26 February 2011 until 2 April 2011
  Nadia Shira Cohen - A Private War Among Brothers
Nadia Shira Cohen
 
  Galerie Jacques Cerami

Galerie Jacques Cerami
Route de Philippeville 346
6010 Couillet
Belgium (city map)

Send E-mail
tel +32 (0)71 36 00 65
www.galeriecerami.be


Nadia Shira Cohen was born in Boston in 1977, with a great curiosity for the world and the unknown.

Nadia's creativity was first nurtured by her parents, both artists in their own right. At the age of 15 Nadia received her first camera and began exploring documenting the world around her.
She continued to pursue her passion for photography at the University of Vermont, with a semester abroad at the SACI school in Florence, Italy

Naturally her curious nature led her into photojournalism. Nadia started working as a photographer in New York City shortly after finishing her undergraduate studies, primarily as a independent photographer for the Associated Press. Feeling the need to understand the underworld of the photojournalism industry, Nadia began working for Sipa Press at their office in New York, where she began to represent the work of the agencies most talented documentary photographers.
In 2005 Nadia went on to work at the world renowned photo agency, VII with some of the worlds most talented and compassionate photojournalists. After initially joining the New York office, Nadia became the Director of North American Sales and Assignments and then went on to become Director of Special Projects.

In the summer of 2007 Nadia fulfilled her dream of moving to Rome, Italy where she continues with a creative spirit, to tell stories of the lives of people who interest her and which she compassionately feels the need to expose.

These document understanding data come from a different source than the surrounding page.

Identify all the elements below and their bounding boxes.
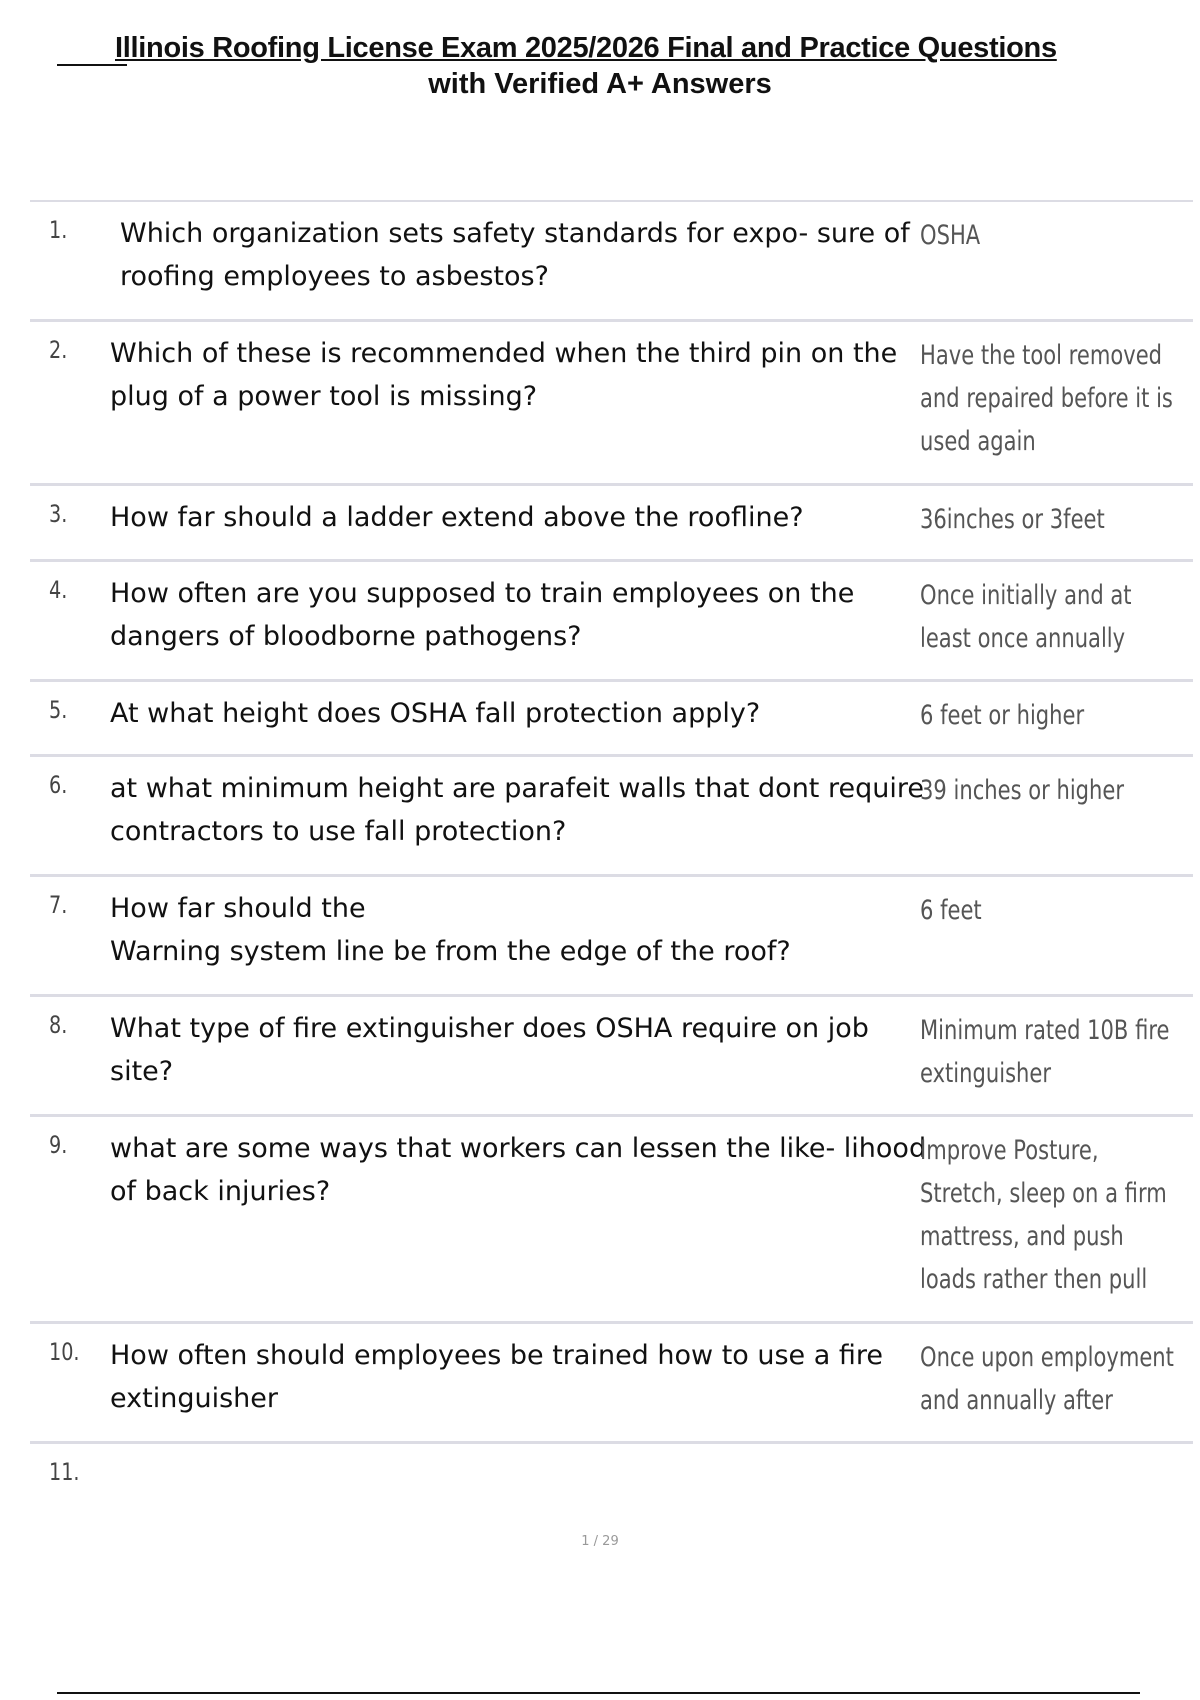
question-row (30, 682, 1193, 757)
question-text: At what height does OSHA fall protection apply? (110, 698, 761, 729)
bottom-rule (57, 1692, 1140, 1694)
question-row (30, 1117, 1193, 1324)
answer-text: OSHA (920, 220, 981, 251)
question-number: 2. (49, 336, 68, 364)
question-number: 8. (49, 1011, 68, 1039)
question-row (30, 1444, 1193, 1514)
question-number: 10. (49, 1338, 80, 1366)
question-number: 11. (49, 1458, 80, 1486)
question-number: 5. (49, 696, 68, 724)
answer-text: Once upon employment and annually after (920, 1342, 1174, 1416)
question-text: How often are you supposed to train employees on the dangers of bloodborne pathogens? (110, 578, 855, 652)
question-number: 7. (49, 891, 68, 919)
answer-text: 39 inches or higher (920, 775, 1125, 806)
question-row (30, 757, 1193, 877)
document-subtitle: with Verified A+ Answers (428, 68, 772, 100)
question-row (30, 1324, 1193, 1444)
question-row (30, 322, 1193, 486)
question-text: How far should a ladder extend above the roofline? (110, 502, 804, 533)
question-number: 4. (49, 576, 68, 604)
question-text: at what minimum height are parafeit walls that dont require contractors to use fall protection? (110, 773, 924, 847)
question-number: 9. (49, 1131, 68, 1159)
question-text: Which organization sets safety standards for expo- sure of roofing employees to asbestos? (120, 218, 910, 292)
question-text: How far should the Warning system line be from the edge of the roof? (110, 893, 791, 967)
question-number: 3. (49, 500, 68, 528)
question-row (30, 877, 1193, 997)
answer-text: 6 feet (920, 895, 982, 926)
answer-text: 6 feet or higher (920, 700, 1085, 731)
answer-text: Once initially and at least once annually (920, 580, 1132, 654)
question-number: 6. (49, 771, 68, 799)
document-title: Illinois Roofing License Exam 2025/2026 Final and Practice Questions (115, 32, 1057, 64)
question-row (30, 997, 1193, 1117)
page-number: 1 / 29 (581, 1534, 619, 1549)
question-text: Which of these is recommended when the third pin on the plug of a power tool is missing? (110, 338, 898, 412)
answer-text: 36inches or 3feet (920, 504, 1105, 535)
question-row (30, 202, 1193, 322)
answer-text: Minimum rated 10B fire extinguisher (920, 1015, 1170, 1089)
question-text: How often should employees be trained how to use a fire extinguisher (110, 1340, 884, 1414)
question-text: what are some ways that workers can lessen the like- lihood of back injuries? (110, 1133, 927, 1207)
question-row (30, 486, 1193, 562)
question-row (30, 562, 1193, 682)
question-text: What type of fire extinguisher does OSHA require on job site? (110, 1013, 869, 1087)
question-number: 1. (49, 216, 68, 244)
answer-text: Have the tool removed and repaired before it is used again (920, 340, 1173, 457)
question-table (30, 200, 1193, 1514)
answer-text: Improve Posture, Stretch, sleep on a firm mattress, and push loads rather then pull (920, 1135, 1167, 1295)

A Private War Among Brothers

Police and Drug Traffickers in Rio De Janeiro are born into the same poverty, they are often raised together, share the same neighborhoods, frequent the same parties, and even in several cases are either friends or family members. They are fighting a war against each other fueled by drugs and a lack of government support and basic services inside the poor favela communities of Rio. Many police officers born in and who continue to live inside the favela, often do so because they cannot afford to move out into a better neighborhood. With very low wages almost 95% of Military and Civil Police officers of Rio hold second or sometimes even third jobs to support their families and many live in violent neighborhoods, sometimes even controlled by drug lords. This lack of compensation creates an easy environment as well as a tolerance for corruption and police involvement in drug trafficking. Brazilian police officers, specifically in Rio De Janeiro have a long history of brutality and corruption yet very rarely has the reality of this violent war been revealed. Police intervention within favelas is limited to violent operations carried out in war flanked tanks and heavy machine guns. As a result the drug lords have taken it upon themselves to provide a sense of protection and authority for the people living inside the favela communities. They see themselves as vigilantes of their people, giving medicine to young single mothers who cannot afford it as well as litigating domestic disputes. Both police and drug traffickers come from environments that have offered them very little by way of opportunity and have found themselves on opposite sides of the fence in an escalating gun battle that has taken the lives of thousands of young boys and men in the past 20 years and continues with no end in site.